As ondas confirmaram as expectativas e proporcionaram mais um capítulo marcante na história da Laje da Jagua. Reconhecido por revolucionar o surfe de ondas grandes com uma abordagem progressiva, Lucas Chumbo voltou a impressionar ao executar manobras e linhas agressivas em condições extremas, características que transformaram seu estilo em uma referência mundial no big wave surfing.

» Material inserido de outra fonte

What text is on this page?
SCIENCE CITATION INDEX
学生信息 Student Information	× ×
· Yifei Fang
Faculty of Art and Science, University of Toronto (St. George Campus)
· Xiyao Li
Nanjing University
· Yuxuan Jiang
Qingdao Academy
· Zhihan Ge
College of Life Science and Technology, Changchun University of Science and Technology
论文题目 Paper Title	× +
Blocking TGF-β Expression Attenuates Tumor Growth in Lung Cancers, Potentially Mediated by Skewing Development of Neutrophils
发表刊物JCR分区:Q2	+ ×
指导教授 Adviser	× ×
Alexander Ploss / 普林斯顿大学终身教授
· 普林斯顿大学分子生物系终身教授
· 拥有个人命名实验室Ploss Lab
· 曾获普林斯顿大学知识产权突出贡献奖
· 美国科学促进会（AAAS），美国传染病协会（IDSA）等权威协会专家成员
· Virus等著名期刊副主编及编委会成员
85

“Session incrível que a gente teve em Jaguaruna, com certeza uma das maiores ondas do Brasil, se não a maior. Um dia que começou diferente, a primeira onda já foi uma onda gigantesca, tomei ela na cabeça, jet que virou, mas deu tudo certo, a gente conseguiu voltar e ter uma sessão incrível histórica na Jaguaruna de novo”, afirmou Chumbo.
A missão, no entanto, não terminou em Santa Catarina. Aproveitando o deslocamento natural da ondulação pelo litoral brasileiro, o surfista voltou imediatamente ao Rio de Janeiro para surfar o mesmo swell novamente — desta vez na Laje do Gardenal, na Barra da Tijuca, conhecida como a “Teahupoo carioca”.
A onda, considerada uma das mais desafiadoras do país, quebra sobre uma bancada rasa de pedras e depende de uma combinação extremamente específica de maré, direção da ondulação, vento e tamanho do mar para funcionar. Quando tudo se encaixa, forma tubos pesados e perigosos, comparados às famosas ondas do Taiti, palco da etapa da WSL em Teahupoo.
Ao lado de nomes como Pedro Scooby, Chumbo encarou as condições extremas com auxílio de jet ski nas Ilhas Tijucas e viveu mais uma sessão histórica.
“Foi uma onda que eu sempre sonhei em surfar desse jeito. Sempre quis desbravar ela dessa forma e esse dia aconteceu perfeitamente. As condições foram perfeitas, o swell estava muito encaixado e meus pilotos estavam excelentes, então tudo se encaixou para rolar aquela onda dos sonhos. Aquela onda realmente é a Teahupoo brasileira, a Teahupoo carioca”, destacou.
A intensidade da missão reforça a conexão de Lucas Chumbo com o universo das ondas gigantes e evidencia o potencial do Brasil como um dos grandes centros de treinamento da modalidade no mundo.
“O Brasil é um lugar que a gente pode falar que tem ondas grandes, gigantes. Talvez não como Nazaré, mas temos condições incríveis para treinar. Aqui conseguimos surfar diferentes tipos de onda e condições extremas, então chegamos preparados para qualquer missão”, completou o atleta.